Armed Forces

Aircraft tech key as former Soviet states wean off Russian weapons

A Saab JAS 39C Gripen jet performs during an aerial show in Eslov, Sweden, in this file photo.

A Saab JAS 39C Gripen jet performs during an aerial show in Eslov, Sweden, in this file photo.  (REUTERS/Johan Nilsson/TT News Agency/Files)

In the shadow of the recent conflict and the shaky ceasefire between Ukraine and Russian-backed Ukrainian separatists, NATO has enjoyed some resurgence in its post-Cold War relevance. At the same time, the spotlight has fallen on the Ukraine and other former Soviet states, some NATO members, and their readiness to face Russia should Moscow take more direct military action in future.

After years of financial constraints, mismanagement and neglect, concerns over the state of readiness of the former Soviet states armed forces are mounting. One of the key areas of concern is the dependence these states still have on Russian military hardware, and their ongoing reliance on Russia to maintain these weapons systems. In some former Soviet countries it has been concluded that continued dependence on Russian support for Russian-built weapons systems will end with "catastrophic consequences" should any serious direct or proxy military conflict between Russia and its neighbors break out.

Recent media reports quote interim Bulgarian Defense Minister Velizar Shalamanov as stating that Bulgarian reliance on outdated Soviet-era equipment, which requires maintenance in Russia and spare parts manufactured there, meant depending on neighbors Greece and Romania to secure Bulgarian borders during the recent conflict in Ukraine. 

In an interview with the BBC earlier this month, Shalamanov highlighted military aircraft and air defenses as an area of concern, noting that "all the radars, all the surface-to-air missile complexes and fighters were produced in the Soviet Union." The minister added that "maintenance, especially of the fighters, depends very much on overhaul of the engines and other equipment in Russia."

Bulgaria is an E.U. and NATO member, yet despite membership of these ‘Western’ institutions, and the potential advantages that should go with belonging to them, the Bulgarian armed forces have still not been able to successfully wean themselves off dependence on Russian-built Soviet-era weapons systems. In his BBC interview, Shalamanov blamed 10 to 15 years of mismanagement of the Bulgarian armed forces for this potentially catastrophic situation.
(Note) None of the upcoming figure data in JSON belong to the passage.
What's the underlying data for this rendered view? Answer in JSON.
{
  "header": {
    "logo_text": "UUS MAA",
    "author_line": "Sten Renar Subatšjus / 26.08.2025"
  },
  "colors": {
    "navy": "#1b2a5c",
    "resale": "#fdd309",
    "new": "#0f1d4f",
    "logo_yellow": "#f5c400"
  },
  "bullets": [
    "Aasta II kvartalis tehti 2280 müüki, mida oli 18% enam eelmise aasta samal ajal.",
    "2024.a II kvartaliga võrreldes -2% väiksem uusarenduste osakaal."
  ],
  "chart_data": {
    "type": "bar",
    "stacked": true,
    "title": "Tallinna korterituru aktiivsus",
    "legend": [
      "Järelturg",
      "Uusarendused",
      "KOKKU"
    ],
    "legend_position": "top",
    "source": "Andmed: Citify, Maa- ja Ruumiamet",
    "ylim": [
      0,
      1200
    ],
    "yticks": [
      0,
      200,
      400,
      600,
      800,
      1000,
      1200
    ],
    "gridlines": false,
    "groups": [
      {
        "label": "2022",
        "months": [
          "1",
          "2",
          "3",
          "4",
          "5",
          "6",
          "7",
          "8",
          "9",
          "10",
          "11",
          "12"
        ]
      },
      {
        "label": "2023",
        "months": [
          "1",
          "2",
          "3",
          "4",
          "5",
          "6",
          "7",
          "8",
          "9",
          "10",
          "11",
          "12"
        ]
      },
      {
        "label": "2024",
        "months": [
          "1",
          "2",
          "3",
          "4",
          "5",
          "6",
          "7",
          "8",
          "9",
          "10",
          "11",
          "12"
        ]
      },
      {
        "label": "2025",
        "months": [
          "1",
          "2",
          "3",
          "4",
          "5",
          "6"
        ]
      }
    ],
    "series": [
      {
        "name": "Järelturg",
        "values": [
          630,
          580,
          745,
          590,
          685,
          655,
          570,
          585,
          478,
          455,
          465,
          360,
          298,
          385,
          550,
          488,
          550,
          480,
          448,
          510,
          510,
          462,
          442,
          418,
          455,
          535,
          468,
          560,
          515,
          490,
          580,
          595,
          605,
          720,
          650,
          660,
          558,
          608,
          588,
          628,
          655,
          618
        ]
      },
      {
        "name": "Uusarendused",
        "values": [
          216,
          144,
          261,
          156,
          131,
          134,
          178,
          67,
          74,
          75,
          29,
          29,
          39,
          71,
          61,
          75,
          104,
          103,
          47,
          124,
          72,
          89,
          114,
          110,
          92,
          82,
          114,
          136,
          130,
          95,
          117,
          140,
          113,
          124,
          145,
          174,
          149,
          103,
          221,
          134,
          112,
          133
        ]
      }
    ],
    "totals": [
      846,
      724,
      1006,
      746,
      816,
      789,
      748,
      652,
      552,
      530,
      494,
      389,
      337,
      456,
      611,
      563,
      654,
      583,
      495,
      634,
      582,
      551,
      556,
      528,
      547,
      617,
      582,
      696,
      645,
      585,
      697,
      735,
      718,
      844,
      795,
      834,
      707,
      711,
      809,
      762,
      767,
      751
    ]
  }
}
Other former Soviet states, however, have fared better, opting to mothball Russian-built military planes and replace them with European or American built-alternatives. The Bulgarian Air Force has considered buying used American-built F-16s from Italy or Greece, or alternatively purchasing used Eurofighters from Portugal, according to Shalamanov, much to the annoyance of Russia.

A popular alternative to used F-16s and Eurofighters for a number of former Soviet air forces has been the Swedish-built SAAB Gripen fighter jet.

The Czech Republic, which joined NATO in 1999, has a lease/purchase deal in place for 14 SAAB Gripen aircraft that has recently been extended to run until 2027. The Czech Air Force considered a number of alternatives before opting to lease the Swedish Gripens, reportedly at generous financial terms, including American-built F-16s and F/A-18s, French Mirage 2000’s and Eurofighter Typhoons.

Hungary, which joined NATO with the Czech Republic and Poland, followed a similar path to the Czechs when initially considering fighters from a number of NATO countries, with the F-16 a front runner, before eventually opting for a favorably financed lease/purchase deal for the Gripen. The Hungarian Air Force clinched a lease deal for 14 Gripens in February 2003, with delivery of the planes completed in December 2007. The final deal included financial arrangements for the extensive upgrade of the planes to be delivered to the NATO-compatible “C/D Export Gripen” standard, a significant improvement allowing greater interoperability with other NATO air forces.

Poland and Slovakia are among other former Soviet states considering the Gripen as an option to replace their aging Soviet-era Mikoyan and Sukhoi war planes. Other NATO-built alternatives to the Gripen feature in their considerations, including the American F-35 Lightning II and F/A-18E/F Advanced Super Hornet, the Eurofighter Typhoon, and the French Dassault Rafale, but cost issues may well put the Gripen in pole position, particularly if SAAB offers similar lease/purchase deals to those concluded with the Czech Republic and Hungary.

While tensions between Ukraine and Russia simmer, the immediate crisis with regard to the Kiev’s readiness to conduct a significant military defensive campaign against invading Russian forces may have been averted.  However, focus remains sharpened on NATO and the contribution the former Soviet satellite states could make to broader NATO defensive efforts in the face of any future Russian aggression. It is likely that obtaining Western fighter aircraft technology will be a priority for most of the ex-Soviet states in NATO as they seek to wean themselves off dependence on Russian supplied and maintained weapon systems.